Weekly Fraser Valley Sport Fishing Column
Sport fishing column for April 2 to 9, 2012
It is renewal time, your BC fishing license has expired and your Washington State license expires at the end of the month. If you like the peace and tranquility of fishing, this could be your favorite time of the year since many anglers don't renew their license until May.
As we stand on the threshold of another fishing season, let's try to remember to keep fishing fun for everyone. I know how it happens, with so many options and so many species to choose from, it is not like it was in the "good old days," that is if there ever was such a thing.
Today we have a completion for this and a completion for that; and of course there is that list of high priced items for each category. Then there is our BC fish species; five species of trout, five species of salmon, two species of bass, three species of panfish, etc, and we feel a need to master each one. Why, because someone else says we need to, or is it because we want to pride ourselves on being better than the next guy? Pride can set you up for a fall, and sucks the fun right out of the game. What happened to fishing for fun? What happened to fishing for recreation?

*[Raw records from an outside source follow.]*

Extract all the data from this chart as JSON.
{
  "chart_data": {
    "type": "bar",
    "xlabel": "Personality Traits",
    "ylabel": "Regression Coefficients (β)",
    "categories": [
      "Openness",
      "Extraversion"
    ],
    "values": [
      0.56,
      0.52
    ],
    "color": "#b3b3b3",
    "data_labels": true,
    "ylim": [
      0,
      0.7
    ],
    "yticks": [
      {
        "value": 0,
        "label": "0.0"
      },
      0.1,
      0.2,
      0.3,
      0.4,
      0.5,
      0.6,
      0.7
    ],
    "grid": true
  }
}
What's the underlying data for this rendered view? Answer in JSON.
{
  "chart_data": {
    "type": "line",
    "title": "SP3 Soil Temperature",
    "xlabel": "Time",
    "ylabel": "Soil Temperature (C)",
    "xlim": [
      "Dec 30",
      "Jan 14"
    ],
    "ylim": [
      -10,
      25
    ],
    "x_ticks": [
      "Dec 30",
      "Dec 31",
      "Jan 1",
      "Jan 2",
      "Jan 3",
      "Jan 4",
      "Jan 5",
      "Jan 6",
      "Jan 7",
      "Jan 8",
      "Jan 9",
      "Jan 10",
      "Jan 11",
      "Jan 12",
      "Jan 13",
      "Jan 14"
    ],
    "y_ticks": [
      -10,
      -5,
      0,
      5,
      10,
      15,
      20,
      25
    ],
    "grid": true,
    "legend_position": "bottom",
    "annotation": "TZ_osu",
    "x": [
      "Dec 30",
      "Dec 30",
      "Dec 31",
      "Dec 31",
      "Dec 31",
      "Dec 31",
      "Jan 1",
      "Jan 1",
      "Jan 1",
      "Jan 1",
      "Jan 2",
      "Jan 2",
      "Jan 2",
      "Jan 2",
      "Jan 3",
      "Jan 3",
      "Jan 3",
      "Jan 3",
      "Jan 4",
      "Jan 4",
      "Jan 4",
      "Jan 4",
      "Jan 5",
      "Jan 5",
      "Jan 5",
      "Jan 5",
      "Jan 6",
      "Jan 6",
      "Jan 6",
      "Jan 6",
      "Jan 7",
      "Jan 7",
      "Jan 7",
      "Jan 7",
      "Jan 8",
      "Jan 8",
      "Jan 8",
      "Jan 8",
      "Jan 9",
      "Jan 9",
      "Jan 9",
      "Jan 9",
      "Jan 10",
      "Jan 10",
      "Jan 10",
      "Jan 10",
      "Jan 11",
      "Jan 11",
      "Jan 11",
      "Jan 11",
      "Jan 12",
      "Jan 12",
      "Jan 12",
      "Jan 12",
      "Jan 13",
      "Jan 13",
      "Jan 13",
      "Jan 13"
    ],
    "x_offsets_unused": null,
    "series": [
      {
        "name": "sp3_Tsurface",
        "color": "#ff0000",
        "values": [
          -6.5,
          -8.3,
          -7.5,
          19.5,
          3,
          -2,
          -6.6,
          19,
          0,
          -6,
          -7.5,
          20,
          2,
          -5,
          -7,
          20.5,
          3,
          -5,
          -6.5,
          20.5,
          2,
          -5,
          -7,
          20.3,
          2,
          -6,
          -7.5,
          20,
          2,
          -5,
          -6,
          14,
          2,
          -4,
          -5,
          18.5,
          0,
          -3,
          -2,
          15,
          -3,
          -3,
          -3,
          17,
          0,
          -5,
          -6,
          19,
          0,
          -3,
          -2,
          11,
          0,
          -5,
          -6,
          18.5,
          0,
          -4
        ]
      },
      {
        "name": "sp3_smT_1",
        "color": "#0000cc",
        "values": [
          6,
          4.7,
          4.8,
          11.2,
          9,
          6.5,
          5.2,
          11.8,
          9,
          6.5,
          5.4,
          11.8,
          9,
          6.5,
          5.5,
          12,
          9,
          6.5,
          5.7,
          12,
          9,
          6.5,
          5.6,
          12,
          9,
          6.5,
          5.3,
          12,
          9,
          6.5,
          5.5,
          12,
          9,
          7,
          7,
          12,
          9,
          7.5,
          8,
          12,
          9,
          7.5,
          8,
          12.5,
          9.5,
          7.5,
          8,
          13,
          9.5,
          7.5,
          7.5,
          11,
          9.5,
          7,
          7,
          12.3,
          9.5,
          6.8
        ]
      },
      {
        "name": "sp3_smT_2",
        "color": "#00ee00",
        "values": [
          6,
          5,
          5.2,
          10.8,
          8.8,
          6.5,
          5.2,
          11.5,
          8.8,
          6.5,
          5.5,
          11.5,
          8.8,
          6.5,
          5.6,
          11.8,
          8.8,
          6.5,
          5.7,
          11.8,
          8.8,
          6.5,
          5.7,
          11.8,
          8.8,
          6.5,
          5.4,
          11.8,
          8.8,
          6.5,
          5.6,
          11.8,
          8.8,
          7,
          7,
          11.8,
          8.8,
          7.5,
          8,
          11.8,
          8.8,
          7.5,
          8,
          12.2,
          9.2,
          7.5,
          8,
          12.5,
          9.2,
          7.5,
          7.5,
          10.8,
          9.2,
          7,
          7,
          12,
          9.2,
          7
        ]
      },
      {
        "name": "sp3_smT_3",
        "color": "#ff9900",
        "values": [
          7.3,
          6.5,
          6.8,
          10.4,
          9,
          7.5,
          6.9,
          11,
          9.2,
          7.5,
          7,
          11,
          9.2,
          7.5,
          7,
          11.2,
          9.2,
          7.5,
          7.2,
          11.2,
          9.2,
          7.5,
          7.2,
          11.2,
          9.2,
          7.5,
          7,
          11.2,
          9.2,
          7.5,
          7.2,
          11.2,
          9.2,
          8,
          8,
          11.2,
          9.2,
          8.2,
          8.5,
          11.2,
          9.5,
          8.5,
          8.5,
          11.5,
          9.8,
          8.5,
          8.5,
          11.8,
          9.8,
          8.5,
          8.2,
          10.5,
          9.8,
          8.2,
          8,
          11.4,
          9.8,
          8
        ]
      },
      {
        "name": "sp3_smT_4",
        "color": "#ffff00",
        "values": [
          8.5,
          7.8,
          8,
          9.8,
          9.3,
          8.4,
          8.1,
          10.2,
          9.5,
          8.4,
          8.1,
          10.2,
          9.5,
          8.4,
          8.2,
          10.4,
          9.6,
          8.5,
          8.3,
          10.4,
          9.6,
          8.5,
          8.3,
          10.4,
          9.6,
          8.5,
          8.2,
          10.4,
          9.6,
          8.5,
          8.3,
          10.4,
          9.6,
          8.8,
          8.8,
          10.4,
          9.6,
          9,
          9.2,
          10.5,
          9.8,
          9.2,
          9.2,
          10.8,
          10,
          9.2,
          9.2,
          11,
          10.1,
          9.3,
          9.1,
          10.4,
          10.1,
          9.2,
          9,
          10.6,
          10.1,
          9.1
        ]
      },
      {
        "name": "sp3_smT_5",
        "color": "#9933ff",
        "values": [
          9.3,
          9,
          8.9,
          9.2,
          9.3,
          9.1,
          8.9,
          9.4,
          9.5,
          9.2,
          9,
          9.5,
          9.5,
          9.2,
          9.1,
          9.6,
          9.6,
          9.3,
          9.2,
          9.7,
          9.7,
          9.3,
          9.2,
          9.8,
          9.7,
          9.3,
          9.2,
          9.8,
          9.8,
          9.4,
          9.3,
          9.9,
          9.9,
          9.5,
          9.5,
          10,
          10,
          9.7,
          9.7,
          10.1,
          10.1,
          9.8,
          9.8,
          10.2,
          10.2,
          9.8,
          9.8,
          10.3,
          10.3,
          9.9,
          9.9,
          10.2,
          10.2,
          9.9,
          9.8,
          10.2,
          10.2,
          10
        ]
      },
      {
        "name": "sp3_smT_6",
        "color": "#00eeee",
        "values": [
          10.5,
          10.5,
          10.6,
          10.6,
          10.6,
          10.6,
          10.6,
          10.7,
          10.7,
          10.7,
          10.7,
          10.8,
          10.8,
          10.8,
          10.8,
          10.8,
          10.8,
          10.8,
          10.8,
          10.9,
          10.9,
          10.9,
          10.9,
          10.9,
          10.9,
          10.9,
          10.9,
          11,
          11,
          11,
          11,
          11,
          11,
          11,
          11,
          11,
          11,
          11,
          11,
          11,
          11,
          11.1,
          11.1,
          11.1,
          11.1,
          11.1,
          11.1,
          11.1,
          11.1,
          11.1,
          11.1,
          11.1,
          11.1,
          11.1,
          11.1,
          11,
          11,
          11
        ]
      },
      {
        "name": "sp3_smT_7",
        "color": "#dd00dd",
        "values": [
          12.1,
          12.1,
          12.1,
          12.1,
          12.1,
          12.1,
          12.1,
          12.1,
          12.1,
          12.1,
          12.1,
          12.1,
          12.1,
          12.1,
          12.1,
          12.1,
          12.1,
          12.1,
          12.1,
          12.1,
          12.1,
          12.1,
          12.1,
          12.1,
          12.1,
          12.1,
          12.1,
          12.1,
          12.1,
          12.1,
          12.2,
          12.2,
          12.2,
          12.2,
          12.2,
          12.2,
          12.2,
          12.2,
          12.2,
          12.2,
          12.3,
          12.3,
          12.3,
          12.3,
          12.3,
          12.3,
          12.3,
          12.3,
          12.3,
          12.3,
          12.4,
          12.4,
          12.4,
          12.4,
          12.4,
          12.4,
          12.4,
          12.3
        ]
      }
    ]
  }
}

As a fly fishing instructor and sport fishing columnist there was a time when I lost track of what fishing is supposed to be. In my quest to be at the top of my game, fishing became research, research, research. I got myself so buried that it took three days on a barge, floating on Stave Lake to realize I had forgotten the key component to great fishing; fun. Since that day, when teaching a class or I take someone fishing, I endeavor to, keep it simple, and ask myself; will this be fun?
This year, as you make your plans and set your goals for your best fishing ever, try to keep it simple and make it fun for everyone.
Fishing on our lower mainland lakes is fair to good. The ponds I fished last weekend registered 11 degrees Celsius, which means all our lower mainland lakes should be active soon. Concentrate on the north east sections of your favorite lake. For trout try: Chironomid, bloodworm, Red Spratley, Coachman, Zulu, American Coachman, Professor, Wooly Bugger, Micro Leach, Dragonfly Nymph, Sixpack, Halfback, Doc Spratley or Baggy Shrimp. For bass try: Zonker, Clouser's Deep Minnow, Lefty's Deceiver, Dolly Whacker, Big Black, Wooly bugger, or Crayfish. For panfish try: Wooly Bugger, Micro Leach, Bucktail, Dolly Whacker, Bloodworm, Chironomid.
The Fraser River back waters are fishing well for cutthroat. For cutthroat try: Eggo, Egg & Eye Alevin, Rolled Muddler, Tied Down Minnow, Mickey Finn, Stonefly Nymph, Czech Nymph, or American Coachman.
The Stave River is good for cutthroat.
The Harrison River is good for cutthroat and rainbow. For rainbow try: Big black, Kaufmann Stone, Sixpack, Irresistible, Czech Nymph, Zulu, olive Wooly Bugger, Souboo, or Renegade.
The Chehalis River is fair to good for steelhead and cutthroat. For steelhead try:
Polar Shrimp, Squamish Poacher, Big Black, Flat Black, Popsicle, Kaufmann Black Stone, Eggo, Thor, GP, or Steelhead Spratley
The Vedder is good for steelhead and cuttthroat.